Os infantes, terminado o discurso do rei, responderam desta maneira:

«Reconhecemos que é próprio de príncipe prudente desejar prever todas as coisas que lhe possam pôr obstáculos. Todavia, não é menos prudente encontrar um remédio para os obstáculos. Por isso, se nos derdes tempo, talvez dissipemos tudo o que vos afasta desta expedição

Tendo dito isto, o rei concedeu-lhes o tempo que pediram. Retiraram-se os infantes com esta preocupação. Contudo, o desejo da expedição, pelo qual eram atormentados, fazia-os suspeitar de que, por causa do peso da sua idade, o rei temia empreendê-la. Por este motivo, apresentava aquelas desculpas. Todavia, o rei queria-o não menos que os filhos, mas desejava proceder de acordo com a dignidade, que convinha à sua autoridade, visto que conhecia por larga experiência que as guerras se compõem de perigos e trabalhos e que por esta razão, pensava, têm de ser empreendidas com muita prudência para que por fim não se arrependesse de ter começado. Os infantes reuniam-se muitas vezes para discutir as dúvidas do rei e entre si debatiam alternadamente. Bem ponderadas todas as coisas, tornados junto do rei, disseram que a falta de dinheiro que alegava facilmente podia ser suprida se reunissem grande quantidade de bronze e prata e se mandassem cunhar a moeda para que a pudessem imediatamente reunir; se com os mercadores estrangeiros trocassem outras mercadorias do seu reino por bronze e prata; se suprimissem muitas despesas inúteis e se diminuíssem parte das distribuições que todos os anos concedia aos seus nobres e revertesse tudo em proveito da expedição.
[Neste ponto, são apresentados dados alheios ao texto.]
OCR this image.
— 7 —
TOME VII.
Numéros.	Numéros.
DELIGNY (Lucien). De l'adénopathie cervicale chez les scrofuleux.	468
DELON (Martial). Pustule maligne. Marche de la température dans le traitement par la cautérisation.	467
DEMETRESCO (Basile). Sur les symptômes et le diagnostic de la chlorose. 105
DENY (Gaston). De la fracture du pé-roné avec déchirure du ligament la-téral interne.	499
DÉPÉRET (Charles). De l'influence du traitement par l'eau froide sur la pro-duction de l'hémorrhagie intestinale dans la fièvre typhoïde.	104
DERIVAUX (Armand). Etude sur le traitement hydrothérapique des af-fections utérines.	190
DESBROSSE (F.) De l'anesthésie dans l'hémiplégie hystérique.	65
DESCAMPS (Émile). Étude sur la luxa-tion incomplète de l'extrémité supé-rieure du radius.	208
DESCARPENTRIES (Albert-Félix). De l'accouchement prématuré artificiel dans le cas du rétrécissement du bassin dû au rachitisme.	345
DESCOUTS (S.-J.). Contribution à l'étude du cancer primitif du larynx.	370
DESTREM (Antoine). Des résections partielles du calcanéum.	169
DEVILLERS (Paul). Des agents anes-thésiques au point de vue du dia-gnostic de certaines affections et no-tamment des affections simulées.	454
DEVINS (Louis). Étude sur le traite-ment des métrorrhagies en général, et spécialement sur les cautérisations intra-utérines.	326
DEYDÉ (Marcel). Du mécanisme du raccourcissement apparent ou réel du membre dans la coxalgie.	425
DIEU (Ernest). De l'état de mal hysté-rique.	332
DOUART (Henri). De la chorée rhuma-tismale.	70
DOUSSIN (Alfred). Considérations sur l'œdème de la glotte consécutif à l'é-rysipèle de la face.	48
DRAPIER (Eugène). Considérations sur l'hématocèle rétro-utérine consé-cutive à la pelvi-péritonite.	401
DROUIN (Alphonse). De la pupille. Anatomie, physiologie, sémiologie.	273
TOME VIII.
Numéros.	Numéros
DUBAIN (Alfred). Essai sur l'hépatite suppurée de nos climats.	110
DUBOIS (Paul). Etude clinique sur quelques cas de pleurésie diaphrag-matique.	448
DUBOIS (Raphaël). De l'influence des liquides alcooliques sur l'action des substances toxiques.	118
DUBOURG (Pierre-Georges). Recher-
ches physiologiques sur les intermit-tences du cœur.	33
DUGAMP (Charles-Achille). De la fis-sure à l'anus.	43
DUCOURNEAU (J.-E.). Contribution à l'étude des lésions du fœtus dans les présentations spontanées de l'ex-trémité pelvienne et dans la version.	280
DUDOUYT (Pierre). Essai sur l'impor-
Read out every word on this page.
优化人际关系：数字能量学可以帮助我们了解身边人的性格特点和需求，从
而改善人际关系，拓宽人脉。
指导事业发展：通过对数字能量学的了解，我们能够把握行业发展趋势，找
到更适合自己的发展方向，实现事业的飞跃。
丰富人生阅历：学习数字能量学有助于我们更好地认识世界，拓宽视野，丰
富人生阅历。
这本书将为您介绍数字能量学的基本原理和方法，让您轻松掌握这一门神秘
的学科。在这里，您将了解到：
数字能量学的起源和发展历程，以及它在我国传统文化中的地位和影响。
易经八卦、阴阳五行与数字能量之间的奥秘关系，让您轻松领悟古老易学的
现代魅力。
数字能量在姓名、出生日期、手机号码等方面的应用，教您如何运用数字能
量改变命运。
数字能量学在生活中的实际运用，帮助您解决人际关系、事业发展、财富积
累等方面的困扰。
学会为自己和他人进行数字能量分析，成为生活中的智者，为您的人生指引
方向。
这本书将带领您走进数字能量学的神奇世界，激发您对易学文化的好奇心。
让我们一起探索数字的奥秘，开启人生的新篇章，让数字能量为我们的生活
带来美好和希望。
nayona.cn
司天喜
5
E acrescentaram muito menos ter possuído o rei outrora nas guerras e todavia naquele tempo nada lhe faltara para as fazer, nem lhe faltaria contanto que fosse por amor de Deus. Nem lhe faltariam os navios para transportar o exército, nem gente armada para cercar toda a cidade; nem seria para recear a invasão de Portugal por causa da paz jurada com tanta fé, principalmente quando o tutor do rei de Castela tinha voltados para Aragão todos os seus cuidados e pensamentos. Nem Granada, depois de tomada Ceuta, cairá sob o jugo de Castela. Deveria ele retomar tão santa expedição, pois seria mais proveitoso para a religião de Cristo do que inconveniente para Portugal se Granada fosse colocada sob o domínio de Castela. Somente é próprio de um príncipe justo preferir um bem maior a um menor. Nem Deus permitiria que esta cidade, onde uma vez o seu santíssimo corpo fora consagrado, fosse de novo reduzida à escravidão dos bárbaros.

Isto concluído, o rei aprovou a sentença dos filhos e determinou conquistar Ceuta.